Schwarzenegger denies parole for former Charles Manson family member
A convicted killer described as a top assistant to mass murderer Charles Manson has had his parole recommendation denied by Gov. Arnold Schwarzenegger.
Bruce Davis, 67, imprisoned for the 1969 killings of musician Gary Hinman and ranch hand Donald "Shorty" Shea, was recommended for parole in January by a two-member Board of Prison Terms panel.
But in a letter released Monday, Schwarzenegger reversed the decision. "I believe his release would pose an unreasonable risk of danger to society at this time," the governor wrote, pointing out the gruesome nature of the crimes. "The first-degree murders for which Davis was convicted were especially heinous because both victims were abused, tortured and mutilated."

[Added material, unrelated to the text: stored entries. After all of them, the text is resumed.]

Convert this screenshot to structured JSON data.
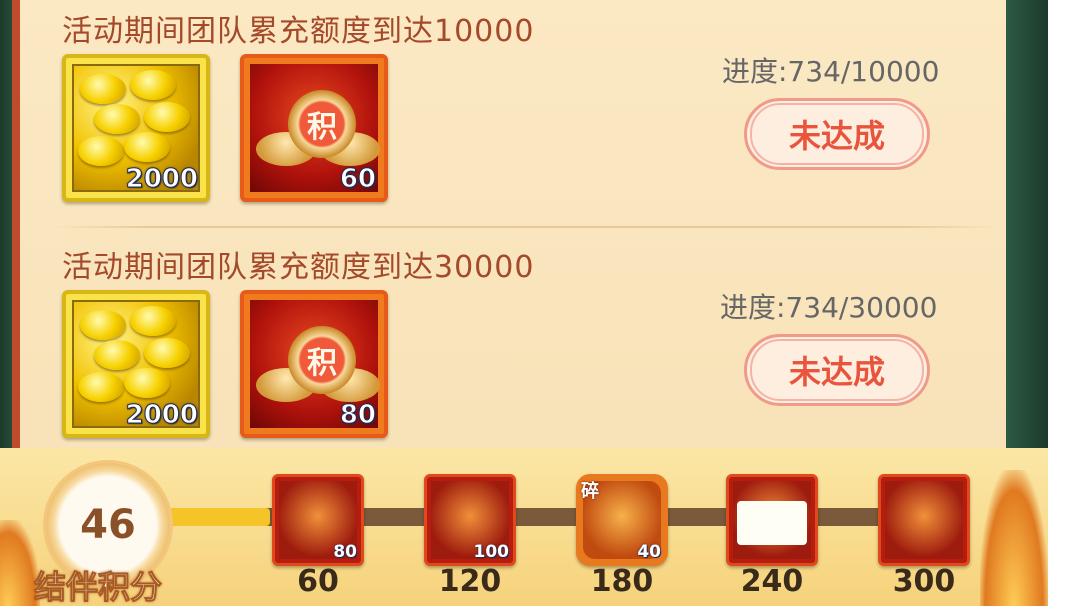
{
  "tasks": [
    {
      "title": "活动期间团队累充额度到达10000",
      "progress": "进度:734/10000",
      "button": "未达成",
      "rewards": [
        {
          "icon": "gold-ingot-icon",
          "qty": "2000"
        },
        {
          "icon": "points-badge-icon",
          "badge_char": "积",
          "qty": "60"
        }
      ]
    },
    {
      "title": "活动期间团队累充额度到达30000",
      "progress": "进度:734/30000",
      "button": "未达成",
      "rewards": [
        {
          "icon": "gold-ingot-icon",
          "qty": "2000"
        },
        {
          "icon": "points-badge-icon",
          "badge_char": "积",
          "qty": "80"
        }
      ]
    }
  ],
  "score": {
    "value": "46",
    "label": "结伴积分",
    "fill_fraction": 0.125
  },
  "milestones": [
    {
      "threshold": "60",
      "qty": "80",
      "icon": "armor-chest-icon"
    },
    {
      "threshold": "120",
      "qty": "100",
      "icon": "card-box-icon"
    },
    {
      "threshold": "180",
      "qty": "40",
      "icon": "weapon-shard-icon",
      "tag": "碎"
    },
    {
      "threshold": "240",
      "qty": "",
      "icon": "blank-card-icon"
    },
    {
      "threshold": "300",
      "qty": "",
      "icon": "character-portrait-icon"
    }
  ]
}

Davis did not participate in the 1969 Manson family murders of actress Sharon Tate and six others. Nonetheless, he "occupied a major role in the Manson family hierarchy," Los Angeles District Atty. Steve Cooley said in May.
Cooley wrote Schwarzenegger in May asking that Davis not be paroled. Davis, according to Cooley, had continued to "minimize, rationalize and offer excuses" for his role in the murders.
Davis had been denied parole 25 times before the panel recommended he be released. While in prison, he became an ordained minister and earned master's degrees in philosophy and religion via a correspondence program.